Wahrscheinlich kennen Sie Ihre vier Buchstaben. Ich selbst bekam 2006 das Ergebnis "ESTJ". Sind Sie vielleicht ein "ENTJ"? Ein "INFP"?
Der Myers-Briggs-Typenindikator (MBTI) ist der Popstar unter den Persönlichkeitstests. Er ist unterhaltsam, er ist weit verbreitet – und er ist für professionelle Personalentscheidungen leider weitgehend nutzlos.
Das klingt hart.
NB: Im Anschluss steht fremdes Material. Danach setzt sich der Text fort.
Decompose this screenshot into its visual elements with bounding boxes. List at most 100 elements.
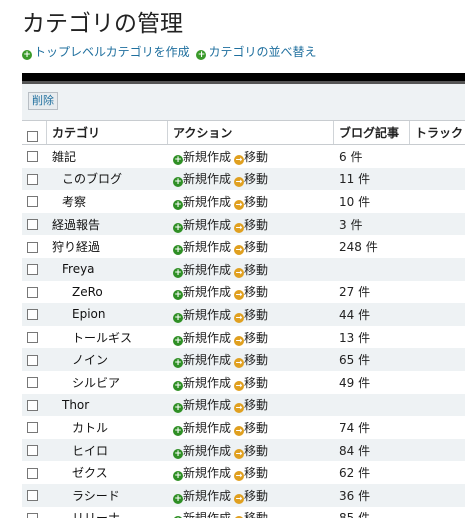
new-action-link[interactable]: +新規作成 [173,421,231,436]
move-action-link[interactable]: →移動 [231,511,268,518]
table-row: 考察 +新規作成 → 移動 10 件 [22,190,465,213]
category-name-link[interactable]: 雑記 [52,150,76,164]
new-action-link[interactable]: +新規作成 [173,308,231,323]
row-checkbox[interactable] [27,219,38,231]
row-checkbox[interactable] [27,354,38,366]
row-checkbox[interactable] [27,332,38,344]
category-name-link[interactable]: Freya [52,262,95,276]
plus-icon: + [173,403,183,414]
create-top-category-link[interactable]: + トップレベルカテゴリを作成 [22,45,190,60]
category-name-link[interactable]: このブログ [52,172,122,186]
entry-count-cell[interactable]: 13 件 [334,329,410,346]
panel-top-bar-shadow [22,81,465,84]
new-action-link[interactable]: +新規作成 [173,376,231,391]
row-checkbox[interactable] [27,286,38,298]
entry-count-cell[interactable]: 248 件 [334,238,410,255]
entry-count-cell[interactable]: 49 件 [334,374,410,391]
move-action-link[interactable]: →移動 [231,353,268,369]
category-name-link[interactable]: 考察 [52,195,86,209]
entry-count-cell[interactable]: 36 件 [334,487,410,504]
row-checkbox[interactable] [27,422,38,434]
table-row: トールギス +新規作成 → 移動 13 件 [22,325,465,349]
row-checkbox[interactable] [27,309,38,321]
row-checkbox[interactable] [27,399,38,411]
new-action-link[interactable]: +新規作成 [173,285,231,301]
category-name-link[interactable]: カトル [52,421,108,435]
header-trackback[interactable]: トラック [410,121,465,144]
new-action-label: 新規作成 [183,488,232,503]
row-checkbox[interactable] [27,151,38,163]
move-action-link[interactable]: →移動 [231,308,268,323]
category-name-link[interactable]: ノイン [52,353,108,367]
new-action-link[interactable]: +新規作成 [173,511,231,518]
entry-count-cell[interactable]: 85 件 [334,509,410,518]
move-action-link[interactable]: →移動 [231,444,268,459]
row-checkbox[interactable] [27,512,38,518]
new-action-link[interactable]: +新規作成 [173,398,231,414]
category-name-link[interactable]: トールギス [52,331,132,345]
move-action-link[interactable]: →移動 [231,489,268,504]
row-checkbox[interactable] [27,241,38,253]
row-checkbox[interactable] [27,467,38,479]
category-name-link[interactable]: ZeRo [52,285,103,299]
new-action-link[interactable]: +新規作成 [173,488,232,504]
entry-count-cell[interactable]: 27 件 [334,283,410,300]
category-name-link[interactable]: Thor [52,398,89,412]
new-action-link[interactable]: +新規作成 [173,466,231,482]
new-action-link[interactable]: +新規作成 [173,172,231,188]
move-action-link[interactable]: →移動 [231,376,268,391]
move-action-link[interactable]: →移動 [231,331,268,346]
entry-count-cell[interactable]: 6 件 [334,148,410,165]
move-action-link[interactable]: →移動 [231,398,268,414]
move-action-link[interactable]: →移動 [231,195,268,210]
reorder-categories-link[interactable]: + カテゴリの並べ替え [196,45,317,60]
header-blog-entries[interactable]: ブログ記事 [334,121,410,144]
row-checkbox-cell [22,194,47,208]
category-name-link[interactable]: Epion [52,307,105,321]
row-checkbox[interactable] [27,490,38,502]
category-name-link[interactable]: ラシード [52,489,120,503]
row-checkbox[interactable] [27,173,38,185]
move-action-link[interactable]: →移動 [231,421,268,436]
move-action-link[interactable]: →移動 [231,172,268,188]
row-checkbox[interactable] [27,445,38,457]
category-name-link[interactable]: シルビア [52,376,120,390]
delete-button[interactable]: 削除 [28,92,58,110]
table-row: シルビア +新規作成 → 移動 49 件 [22,370,465,394]
move-action-link[interactable]: →移動 [231,150,268,165]
entry-count-cell[interactable]: 11 件 [334,170,410,187]
action-cell: +新規作成→移動 [168,419,334,436]
category-name-link[interactable]: 狩り経過 [52,240,100,254]
category-name-link[interactable]: 経過報告 [52,218,100,232]
row-checkbox[interactable] [27,264,38,276]
action-cell: +新規作成→移動 [168,170,334,188]
new-action-link[interactable]: +新規作成 [173,240,231,256]
entry-count-cell[interactable]: 84 件 [334,442,410,459]
row-checkbox[interactable] [27,377,38,389]
category-name-link[interactable]: ゼクス [52,466,108,480]
header-category[interactable]: カテゴリ [47,121,168,144]
entry-count-cell[interactable]: 10 件 [334,193,410,210]
entry-count-cell[interactable]: 62 件 [334,464,410,481]
entry-count-cell[interactable]: 65 件 [334,351,410,368]
entry-count-cell[interactable]: 74 件 [334,419,410,436]
entry-count-cell[interactable]: 44 件 [334,306,410,323]
new-action-label: 新規作成 [183,262,232,277]
move-action-link[interactable]: →移動 [231,218,268,233]
new-action-link[interactable]: +新規作成 [173,195,231,210]
new-action-link[interactable]: +新規作成 [173,331,231,346]
new-action-link[interactable]: +新規作成 [173,218,231,233]
entry-count-cell[interactable]: 3 件 [334,216,410,233]
row-checkbox[interactable] [27,196,38,208]
new-action-link[interactable]: +新規作成 [173,444,231,459]
new-action-link[interactable]: +新規作成 [173,150,231,165]
category-name-link[interactable]: ヒイロ [52,444,108,458]
new-action-link[interactable]: +新規作成 [173,353,231,369]
move-action-link[interactable]: →移動 [231,240,268,256]
category-name-link[interactable]: リリーナ [52,511,120,518]
new-action-link[interactable]: +新規作成 [173,262,232,278]
select-all-checkbox[interactable] [27,131,38,142]
move-action-link[interactable]: →移動 [231,466,268,482]
move-action-link[interactable]: →移動 [231,285,268,301]
move-action-link[interactable]: →移動 [231,263,268,278]
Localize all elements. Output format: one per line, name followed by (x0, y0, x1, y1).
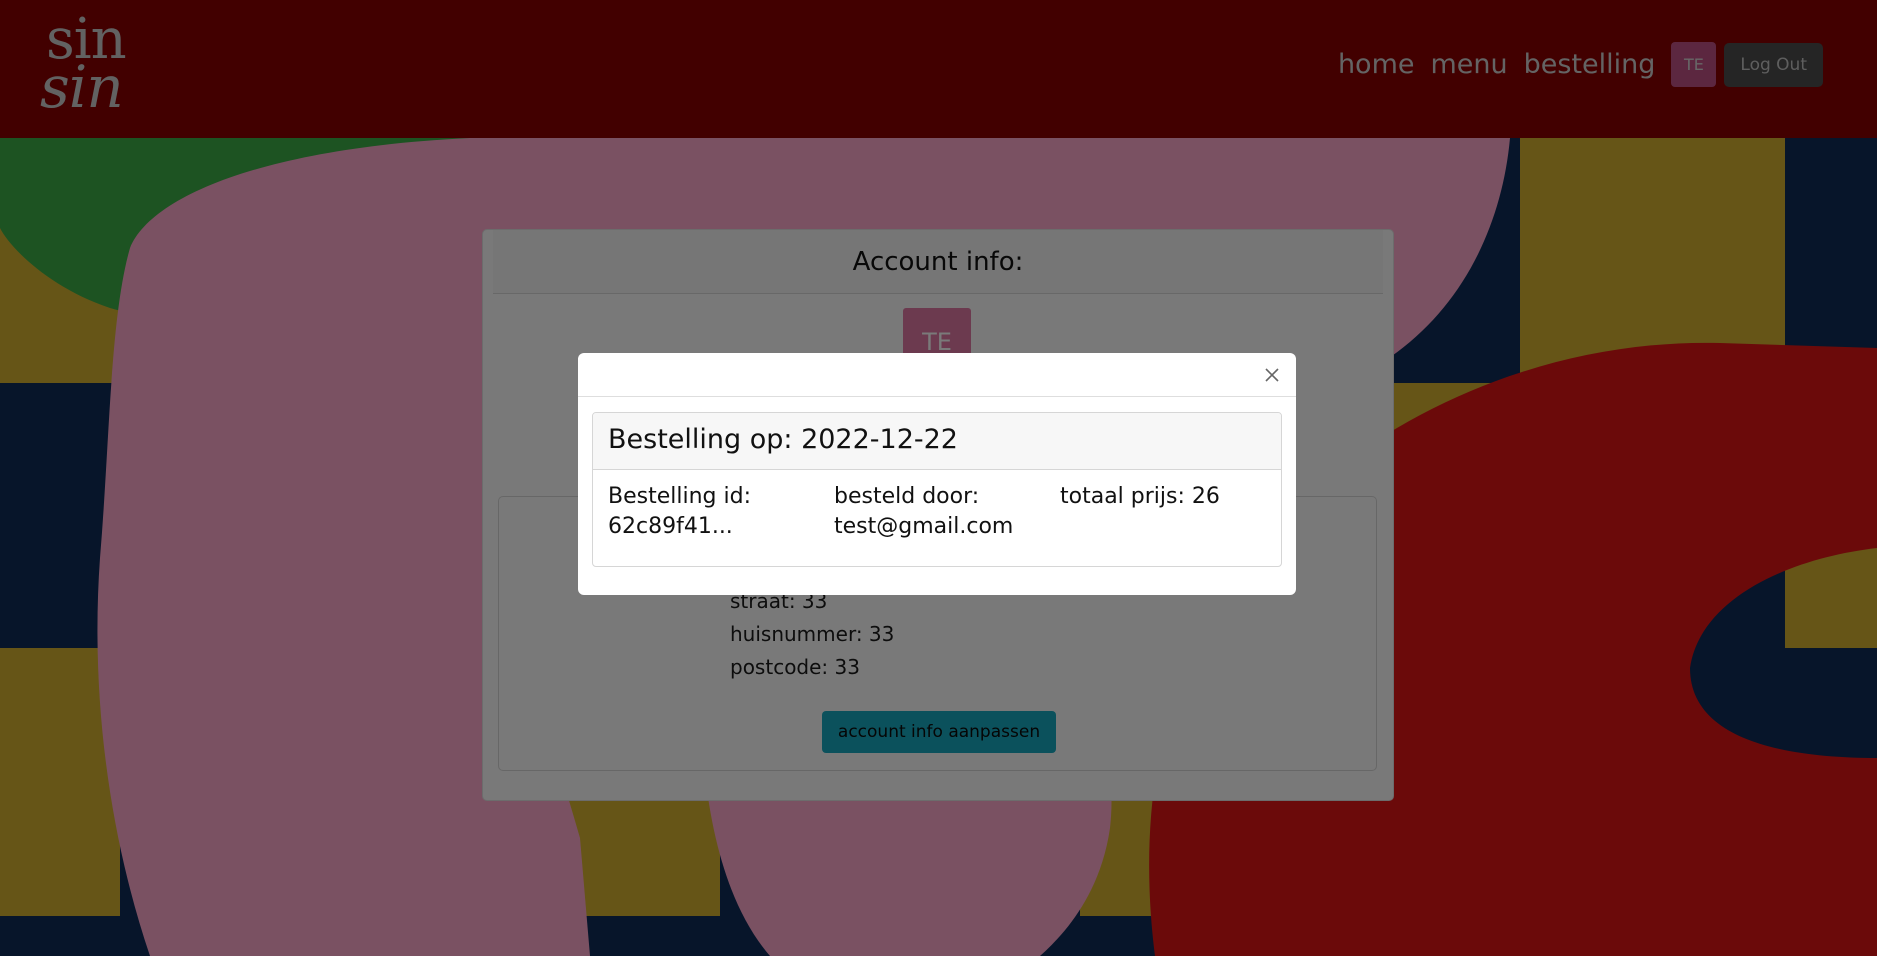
ordered-by-value: test@gmail.com (834, 514, 1014, 539)
order-id-label: Bestelling id: (608, 484, 751, 509)
total-price-column: totaal prijs: 26 (1060, 482, 1275, 512)
close-modal-button[interactable] (1258, 361, 1286, 389)
modal-header (578, 353, 1296, 397)
ordered-by-column: besteld door: test@gmail.com (834, 482, 1049, 542)
order-id-value: 62c89f41... (608, 514, 733, 539)
order-modal: Bestelling op: 2022-12-22 Bestelling id:… (578, 353, 1296, 595)
close-icon (1265, 368, 1279, 382)
ordered-by-label: besteld door: (834, 484, 980, 509)
total-price: totaal prijs: 26 (1060, 484, 1220, 509)
order-id-column: Bestelling id: 62c89f41... (608, 482, 823, 542)
order-date-heading: Bestelling op: 2022-12-22 (593, 413, 1281, 470)
order-details: Bestelling id: 62c89f41... besteld door:… (593, 470, 1281, 566)
order-card: Bestelling op: 2022-12-22 Bestelling id:… (592, 412, 1282, 567)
Aber wenn wir über Leadership-Exzellenz sprechen, brauchen wir Instrumente, die mehr sind als ein Party-Gag.
Warum der MBTI scheitert
Das Hauptproblem des MBTI ist, dass er Menschen in Schubladen steckt ("Boxen"). Sie sind entweder introvertiert oder extrovertiert. Die psychologische Realität ist aber eine Glockenkurve – die meisten Menschen liegen in der Mitte.
Zudem ist die sogenannte Reliabilität schwach: Wenn Sie den Test nach fünf Wochen wiederholen, bekommen bis zu 50% der Teilnehmer ein anderes Ergebnis. Würden Sie ein Thermometer kaufen, das bei gleicher Temperatur heute 20 Grad und morgen 30 Grad anzeigt?
Die wissenschaftliche Basis: Big Five
Wenn es rein um die Erfassung von Persönlichkeitsmerkmalen geht, ist das Big-Five-Modell (OCEAN) der wissenschaftliche Standard. Es misst Dimensionen wie Gewissenhaftigkeit oder Offenheit auf einem Spektrum. Das ist solide und evidenzbasiert.
Aber für Führungskräfte reicht "Persönlichkeit" allein oft nicht aus. Es geht nicht nur darum, wer Sie sind, sondern wie Sie führen – und was Sie davon abhält, wirksamer zu sein.
Ein hilfreicher Ansatz für Entwicklung: Das Leadership Circle Profile (LCP)
Hier kommt das Leadership Circle Profile (LCP) ins Spiel. (Full Disclosure: Wir sind zertifiziert für das LCP "Leadership Circle Profile" und das CLA "Collective Leadership Assessment".) Es ist kein einfacher Persönlichkeitstest, sondern ein umfassendes 360-Grad-Assessment, das Verhalten direkt mit den zugrundeliegenden Denkmustern verknüpft.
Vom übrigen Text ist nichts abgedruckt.